Washington, July 18: It started out as a hobby: host your own laid-back audio show out of the basement and then make it available to Internet users for listening on their digital media players. All you needed was a cheap microphone, something to say and time to kill.
But last month, the grass-roots phenomenon known as “podcasting” went mainstream. Apple Computer Inc made the talk or music shows, known as “podcasts,” easier to find and download on its iTunes online music store.
The site went from zero podcast subscriptions to more than a million in just two days.
Podcasting, coined by joining the word “broadcasting” with the Apple iPod digital music player, is generally credited to former MTV video jockey Adam Curry and software developer Dave Winer, who created some of the key software and popularised the idea beginning last year. Subscriptions to podcasts are free.
The concept works like this: Anyone who wants to rant or discuss a topic can record and post an audio file on the Internet. Listeners can use software to subscribe to the show, getting an automatic update every time a new installment is recorded. Then they carry the show around on a portable music player ' an iPod or a similar device ' and can listen to it while running or driving to work.
Corporate media moved quickly to stake out podcasting as an avenue for reaching to new listeners.
The result demonstrates how a new technology can remain part of an underground culture only for so long before corporations adopt it. Indie podcasters say Apple’s decision has brought them new listeners, but they complain that the iTunes website heavily promotes big-name podcasts while leaving out their homegrown shows.
“We invented podcasting,” said Todd Cochrane, who hosts his own podcast known as Geek News Central out of his home in Honolulu. “The people who are coming in now are jumping over the fence and joining the party.

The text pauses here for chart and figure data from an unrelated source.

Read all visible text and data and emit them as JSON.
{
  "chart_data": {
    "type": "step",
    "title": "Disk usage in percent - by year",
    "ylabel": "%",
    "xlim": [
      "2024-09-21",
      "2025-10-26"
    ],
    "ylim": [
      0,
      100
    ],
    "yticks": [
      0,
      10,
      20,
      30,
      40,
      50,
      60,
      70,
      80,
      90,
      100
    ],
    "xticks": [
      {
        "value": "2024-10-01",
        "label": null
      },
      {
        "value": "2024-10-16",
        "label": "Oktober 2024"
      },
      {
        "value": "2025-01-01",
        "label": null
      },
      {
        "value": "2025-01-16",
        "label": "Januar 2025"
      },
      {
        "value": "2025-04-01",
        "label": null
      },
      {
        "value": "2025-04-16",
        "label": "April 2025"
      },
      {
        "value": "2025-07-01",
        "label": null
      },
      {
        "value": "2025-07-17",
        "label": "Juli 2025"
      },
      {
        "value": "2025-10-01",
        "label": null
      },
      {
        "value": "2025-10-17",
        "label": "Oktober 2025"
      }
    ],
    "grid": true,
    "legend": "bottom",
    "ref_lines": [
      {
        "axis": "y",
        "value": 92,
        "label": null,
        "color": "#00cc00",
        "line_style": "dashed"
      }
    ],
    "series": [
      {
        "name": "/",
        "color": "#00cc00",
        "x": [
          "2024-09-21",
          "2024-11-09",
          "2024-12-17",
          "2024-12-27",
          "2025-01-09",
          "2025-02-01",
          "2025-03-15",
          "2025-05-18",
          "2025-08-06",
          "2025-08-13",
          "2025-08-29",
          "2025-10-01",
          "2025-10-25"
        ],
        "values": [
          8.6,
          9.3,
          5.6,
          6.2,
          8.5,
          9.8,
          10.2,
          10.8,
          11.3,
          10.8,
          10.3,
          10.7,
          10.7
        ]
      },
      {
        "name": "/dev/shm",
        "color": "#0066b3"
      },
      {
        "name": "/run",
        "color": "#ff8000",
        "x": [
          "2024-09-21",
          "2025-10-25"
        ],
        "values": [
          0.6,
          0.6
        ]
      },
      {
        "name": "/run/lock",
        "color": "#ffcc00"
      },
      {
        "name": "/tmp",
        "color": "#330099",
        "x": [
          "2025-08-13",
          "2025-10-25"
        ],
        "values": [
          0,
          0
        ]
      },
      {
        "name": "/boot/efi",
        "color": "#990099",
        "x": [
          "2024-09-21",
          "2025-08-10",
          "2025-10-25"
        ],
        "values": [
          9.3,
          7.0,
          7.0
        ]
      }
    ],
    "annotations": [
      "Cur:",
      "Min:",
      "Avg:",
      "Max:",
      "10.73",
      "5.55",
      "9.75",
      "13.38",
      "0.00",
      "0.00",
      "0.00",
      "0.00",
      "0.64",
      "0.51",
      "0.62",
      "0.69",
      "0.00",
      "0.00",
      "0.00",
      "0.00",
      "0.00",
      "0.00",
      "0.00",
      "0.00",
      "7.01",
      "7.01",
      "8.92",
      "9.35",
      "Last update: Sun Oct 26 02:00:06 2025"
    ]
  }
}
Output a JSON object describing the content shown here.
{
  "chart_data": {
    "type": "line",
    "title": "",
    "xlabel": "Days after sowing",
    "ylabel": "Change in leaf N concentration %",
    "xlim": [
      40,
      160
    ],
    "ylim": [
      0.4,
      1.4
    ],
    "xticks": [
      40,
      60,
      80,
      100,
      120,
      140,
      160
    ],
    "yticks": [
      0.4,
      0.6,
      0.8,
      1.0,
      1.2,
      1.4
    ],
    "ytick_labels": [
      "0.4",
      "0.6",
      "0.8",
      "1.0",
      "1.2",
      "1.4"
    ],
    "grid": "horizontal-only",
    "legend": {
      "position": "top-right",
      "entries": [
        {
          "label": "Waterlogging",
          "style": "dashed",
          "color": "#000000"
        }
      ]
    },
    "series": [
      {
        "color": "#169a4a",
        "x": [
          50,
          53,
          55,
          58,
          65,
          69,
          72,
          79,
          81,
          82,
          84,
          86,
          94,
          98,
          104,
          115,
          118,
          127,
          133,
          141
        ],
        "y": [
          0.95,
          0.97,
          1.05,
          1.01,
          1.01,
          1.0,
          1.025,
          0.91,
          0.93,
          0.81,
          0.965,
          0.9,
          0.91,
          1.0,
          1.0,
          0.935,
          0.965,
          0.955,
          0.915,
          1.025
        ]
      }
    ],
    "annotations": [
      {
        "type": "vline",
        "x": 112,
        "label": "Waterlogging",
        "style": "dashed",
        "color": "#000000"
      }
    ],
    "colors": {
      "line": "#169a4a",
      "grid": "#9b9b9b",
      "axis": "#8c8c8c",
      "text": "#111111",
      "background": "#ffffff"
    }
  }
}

It’s funny how Apple is so focused on commercial shows and how little they are emphasising the grass-roots side of podcasting.”
Now, with Apple’s newest release of its software, those who download podcasts from the iTunes website can more easily transfer the audio files directly to their iPods.
“I think what’s so novel about it is that it’s your neighbour creating this content,” Cochrane said. “It’s the person across the street.”
Broadcasters see podcasting as a way to reach new listeners. These days, people want the freedom to listen to audio files whenever they feel like it, rather than on the strict schedule of a traditional radio station, said Phil Redo, vice president of station operations and strategy for New York public radio station WNYC.
“We have got to be in those spaces or we run the risk of becoming less relevant to them,” Redo said.